Term: Fall 2015
Professor: Dr. Bernice Barnett, Email: bmbarnet@illinois.edu
Credit: 4 hours Graduate (crn#54748); 3 Hours Undergraduate (#64988)
Days/Time: Tuesday, 1-2:50pm
Course Description:
This combined Graduate and Advanced Undergraduate (Juniors, Seniors only) 400-level social foundations course is a sociological examination of diversity in racial-ethnic families, which are the foundations of education. Understanding how race, gender, class, ethnicity, disability, sexuality, language, immigrant status, and other stratifying relations in society influence diversity in families is important, especially for teacher preparation and educational policies because families generally are the first agents of education, learning, and socialization of children before they enter schools because family background is related to school achievement. In addition, relationships among students/parents/families in homes and teachers/administrators/staff in classrooms/schools/colleges/universities can impact educational achievement. Moreover, local state, regional, and global population demographic are changing racially/ethnically; therefore, families, educators, the public, and policymakers in schools, colleges, and major societal institutions need to be prepared for the racial-ethnic demographic shifts in the US. The primary objectives of this social foundational course are: (1) to introduce, survey, and evaluate major sociological theories, approaches, concepts, research, questions, debates, issues, and data on diversity in racial ethnic families; (2) to develop/strengthen research and analytical skills, especially by critically examining the reality vs. the images, ideals and myths about “typical” racial-ethnic minority and majority families and the social constructions of families as “deviate” vs ”normal;” (3) to foster an awareness and understanding of dimensions/patterns of diversity both across and within racial ethnic families in the U.S. and the basis of racial ethnic diversity globally; (4) to consider how families are interconnected to education, economy, politics, religion, and other social institutions; (5) to examine how families are agents of education and how children from diverse family backgrounds with varying home cultures, resources, compositions, and environments come of age, grow up, develop identities, experience schooling, achieve in education, react to racial-ethnic differences/similarities, and live/learn/work cooperatively and democratically in a multiracial U.S. and global society.
This course analyzes family diversity both among and within these U.S. racial ethnic groups: Black African American, Latino/a American, Asian & Pacific American, Native American as well as White European American and Socio-Religious Ethnic Groups (such as Catholic, Baptist, Mormon, Amish, Jewish, Muslim).

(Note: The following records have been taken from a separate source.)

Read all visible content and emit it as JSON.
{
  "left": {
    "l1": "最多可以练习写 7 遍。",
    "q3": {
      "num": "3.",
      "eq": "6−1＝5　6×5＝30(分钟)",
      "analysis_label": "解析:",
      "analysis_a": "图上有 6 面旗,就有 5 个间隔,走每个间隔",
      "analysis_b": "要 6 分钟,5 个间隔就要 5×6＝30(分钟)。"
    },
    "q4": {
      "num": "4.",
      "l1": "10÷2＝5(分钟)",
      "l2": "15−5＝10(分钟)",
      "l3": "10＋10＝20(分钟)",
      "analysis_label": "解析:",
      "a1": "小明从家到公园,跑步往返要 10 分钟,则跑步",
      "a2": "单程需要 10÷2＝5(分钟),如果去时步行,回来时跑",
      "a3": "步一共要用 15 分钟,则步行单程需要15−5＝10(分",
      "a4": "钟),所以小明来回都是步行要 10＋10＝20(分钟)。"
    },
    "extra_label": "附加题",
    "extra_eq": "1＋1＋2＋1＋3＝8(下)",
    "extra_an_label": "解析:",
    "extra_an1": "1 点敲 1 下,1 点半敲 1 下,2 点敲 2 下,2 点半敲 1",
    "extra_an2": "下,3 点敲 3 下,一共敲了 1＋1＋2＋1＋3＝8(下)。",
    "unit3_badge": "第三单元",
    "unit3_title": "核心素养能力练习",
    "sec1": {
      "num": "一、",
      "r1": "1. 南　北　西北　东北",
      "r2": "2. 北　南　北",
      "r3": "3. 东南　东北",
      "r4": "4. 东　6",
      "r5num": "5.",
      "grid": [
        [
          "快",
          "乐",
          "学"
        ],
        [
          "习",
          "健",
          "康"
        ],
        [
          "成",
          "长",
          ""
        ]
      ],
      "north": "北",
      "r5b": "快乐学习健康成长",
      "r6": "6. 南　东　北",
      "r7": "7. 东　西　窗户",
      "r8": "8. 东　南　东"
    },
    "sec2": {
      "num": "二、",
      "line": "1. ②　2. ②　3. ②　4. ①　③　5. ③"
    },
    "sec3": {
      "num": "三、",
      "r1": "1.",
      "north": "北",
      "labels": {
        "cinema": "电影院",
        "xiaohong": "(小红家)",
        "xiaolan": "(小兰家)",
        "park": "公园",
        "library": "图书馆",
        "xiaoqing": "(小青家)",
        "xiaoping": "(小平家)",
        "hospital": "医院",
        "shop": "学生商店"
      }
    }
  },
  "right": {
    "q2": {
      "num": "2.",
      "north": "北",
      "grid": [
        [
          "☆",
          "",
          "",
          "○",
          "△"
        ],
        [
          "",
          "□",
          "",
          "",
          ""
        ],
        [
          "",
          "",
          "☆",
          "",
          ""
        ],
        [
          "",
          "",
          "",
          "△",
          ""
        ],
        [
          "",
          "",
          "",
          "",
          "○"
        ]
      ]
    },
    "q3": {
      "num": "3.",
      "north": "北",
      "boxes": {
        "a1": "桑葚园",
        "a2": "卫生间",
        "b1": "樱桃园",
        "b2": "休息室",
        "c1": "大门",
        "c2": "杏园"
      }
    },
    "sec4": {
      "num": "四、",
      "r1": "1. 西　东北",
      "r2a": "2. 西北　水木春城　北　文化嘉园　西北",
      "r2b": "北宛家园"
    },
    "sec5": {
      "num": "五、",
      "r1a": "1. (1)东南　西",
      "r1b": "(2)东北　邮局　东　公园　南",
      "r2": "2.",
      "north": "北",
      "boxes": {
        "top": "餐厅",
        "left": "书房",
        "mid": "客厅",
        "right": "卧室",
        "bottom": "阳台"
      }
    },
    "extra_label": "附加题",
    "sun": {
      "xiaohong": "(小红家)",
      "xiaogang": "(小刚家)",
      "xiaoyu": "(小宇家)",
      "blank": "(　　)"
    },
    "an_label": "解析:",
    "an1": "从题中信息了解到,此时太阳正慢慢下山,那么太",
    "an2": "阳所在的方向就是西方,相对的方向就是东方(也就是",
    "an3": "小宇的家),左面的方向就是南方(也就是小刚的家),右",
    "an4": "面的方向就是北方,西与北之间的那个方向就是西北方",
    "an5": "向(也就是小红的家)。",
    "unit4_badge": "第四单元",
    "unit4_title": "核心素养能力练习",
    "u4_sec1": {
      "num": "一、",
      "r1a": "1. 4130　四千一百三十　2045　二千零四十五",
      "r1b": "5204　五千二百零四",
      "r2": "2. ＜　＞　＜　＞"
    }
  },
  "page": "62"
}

To a lesser extent, we explore the nature and basis of racial ethnic diversity, inequality, and relations in families globally in periphery, semi-periphery, and core regions of the world-economy (such as China, Mexico, Nigeria, Japan, Ghana, Russia, Israel, Kenya, Australia, India, Pakistan, S. Africa, Germany, Iraq, Britain, Cuba, France, Haiti, Jamaica, Ireland). In learning about, analyzing, and discussing diversity in racial ethnic families, class participants will consider the strengths, resiliency, and contributions of diverse families and their societal, historical, contemporary, and future opportunities and challenges.
Course Readings:
Diversity in Families by Maxine Baca Zinn, et al and choice selections of coming of age in diverse families books, including: President Barack Obama's Dreams From my Father: A Story of Race and Inheritance; Frank McCourt's Angela's Ashes; Amy Tan's The Joy Luck Club; Sandra Cisneros's House on Mango Street, among others.